Urban Comfort with Urban Designs

Figure 3.7: Conclusion Summary Diagrams

Figure 3.8: Incident radiation & direct sun hours. Ladybug Analysis on openings

The simulations of incident radiation and direct sunlight on the window openings, as well as the studies of sunlight in the four volumetries, demonstrate how, for the four volumes, openings of 0.3 percent of openings in the façade achieve favourable values on all the interiors.

Figure 3.9 Daylight Studies

Figure 3.10: Annual Daylight Simulations

Figure 3.11: Daylight Studies – HP Apertures by Ratio

Figure 3.12: Daylight Studies – HP Apertures by Ratio

Going deeper into the ratio of openings in the façade, we observe that those around or below 0.1 are insufficient, while from zero point three percent of the ratio the results of daylight autonomy are positive.

Wind Analysis Simulations

Figure 3.13: Wind Analysis Simulations using Infrared City and Optimisation using Galapagos

For the simulations of winds on the plot we have used the three predominant directions, NW, NE and W. The annual wind simulations for these directions applied to the volumetry of the two towers with the help of infrared and Galapagos show how the rotation and position of the towers tends to align against the highest wind speeds to achieve larger surfaces with lower values.

Seasonal Wind Analysis

Figure 3.14: Seasonal Wind Analysis using Infrared City

Analysing summer and winter winds we can see a contrast between their behavior, with summer values ​​being much more static while in winter there are highly unfavorable areas, suggesting that design strategies can compensate for them with the help of vegetation.

Orientation of Buildings:

Orient buildings to minimize exposure to the strong prevailing winds from the NW/WNW, especially for façades and outdoor spaces that require protection from harsh winds.
Use the winds from the SE to enhance natural ventilation, particularly for riverside-facing buildings.

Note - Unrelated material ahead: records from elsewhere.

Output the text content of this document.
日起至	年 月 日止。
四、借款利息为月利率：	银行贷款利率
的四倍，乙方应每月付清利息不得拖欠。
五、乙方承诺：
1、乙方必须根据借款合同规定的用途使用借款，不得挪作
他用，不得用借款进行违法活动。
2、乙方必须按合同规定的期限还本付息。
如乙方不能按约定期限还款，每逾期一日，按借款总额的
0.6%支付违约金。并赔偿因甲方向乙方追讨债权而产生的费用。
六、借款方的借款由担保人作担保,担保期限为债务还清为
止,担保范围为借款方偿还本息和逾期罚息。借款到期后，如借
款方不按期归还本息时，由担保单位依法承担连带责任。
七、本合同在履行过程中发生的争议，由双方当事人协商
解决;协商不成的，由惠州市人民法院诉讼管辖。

Windbreaks and Vegetation:

Implement windbreaks such as trees or architectural screens along the NW/WNW side to reduce wind impact.
Use vegetation and landscaping near the SE side to soften and utilize the breezes for cooling purposes.

Outdoor Spaces:

Design outdoor areas like courtyards, terraces, or parks with protection from the NW/WNW winds. For example, use walls, berms, or recessed spaces.
Leverage the SE breezes to create pleasant riverside promenades or cooling zones in summer.

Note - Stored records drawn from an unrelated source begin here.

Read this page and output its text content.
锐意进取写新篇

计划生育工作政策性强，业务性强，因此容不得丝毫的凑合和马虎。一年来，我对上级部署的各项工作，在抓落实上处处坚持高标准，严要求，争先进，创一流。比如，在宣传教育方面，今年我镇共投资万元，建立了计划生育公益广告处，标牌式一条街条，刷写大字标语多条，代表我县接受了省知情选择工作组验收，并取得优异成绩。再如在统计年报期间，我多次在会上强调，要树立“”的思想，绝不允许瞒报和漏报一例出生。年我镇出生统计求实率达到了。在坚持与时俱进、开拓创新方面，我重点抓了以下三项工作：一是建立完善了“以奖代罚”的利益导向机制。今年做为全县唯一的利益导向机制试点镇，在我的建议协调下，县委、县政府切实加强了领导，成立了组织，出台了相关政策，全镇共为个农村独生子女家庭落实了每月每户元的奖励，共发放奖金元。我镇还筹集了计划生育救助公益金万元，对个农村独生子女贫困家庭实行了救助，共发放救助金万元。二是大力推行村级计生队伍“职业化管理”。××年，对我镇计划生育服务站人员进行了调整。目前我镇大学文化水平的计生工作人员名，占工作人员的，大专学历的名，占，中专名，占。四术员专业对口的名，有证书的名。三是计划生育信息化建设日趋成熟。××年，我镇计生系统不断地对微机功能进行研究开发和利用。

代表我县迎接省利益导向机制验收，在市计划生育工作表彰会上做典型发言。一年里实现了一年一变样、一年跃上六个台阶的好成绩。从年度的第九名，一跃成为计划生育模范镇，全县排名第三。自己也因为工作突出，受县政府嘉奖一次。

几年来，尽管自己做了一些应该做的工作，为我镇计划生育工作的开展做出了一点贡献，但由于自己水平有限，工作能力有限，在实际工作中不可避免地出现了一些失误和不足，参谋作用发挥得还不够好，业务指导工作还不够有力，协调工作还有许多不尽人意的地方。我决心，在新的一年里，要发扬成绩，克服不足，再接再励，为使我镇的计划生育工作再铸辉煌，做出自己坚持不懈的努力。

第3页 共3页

Building Shape and Aerodynamics:

Consider rounded or tapered building edges to deflect and manage the strong winds from the NW/WNW direction.
Incorporate porous elements (e.g., open façades or vented screens) in riverside-facing structures to allow smoother airflow and reduce wind pressure.

Pedestrian Comfort:

Design pedestrian pathways and public spaces to avoid wind tunnels caused by prevailing NW/WNW winds being funneled between buildings.
Place shelters or covered walkways in areas exposed to strong winds.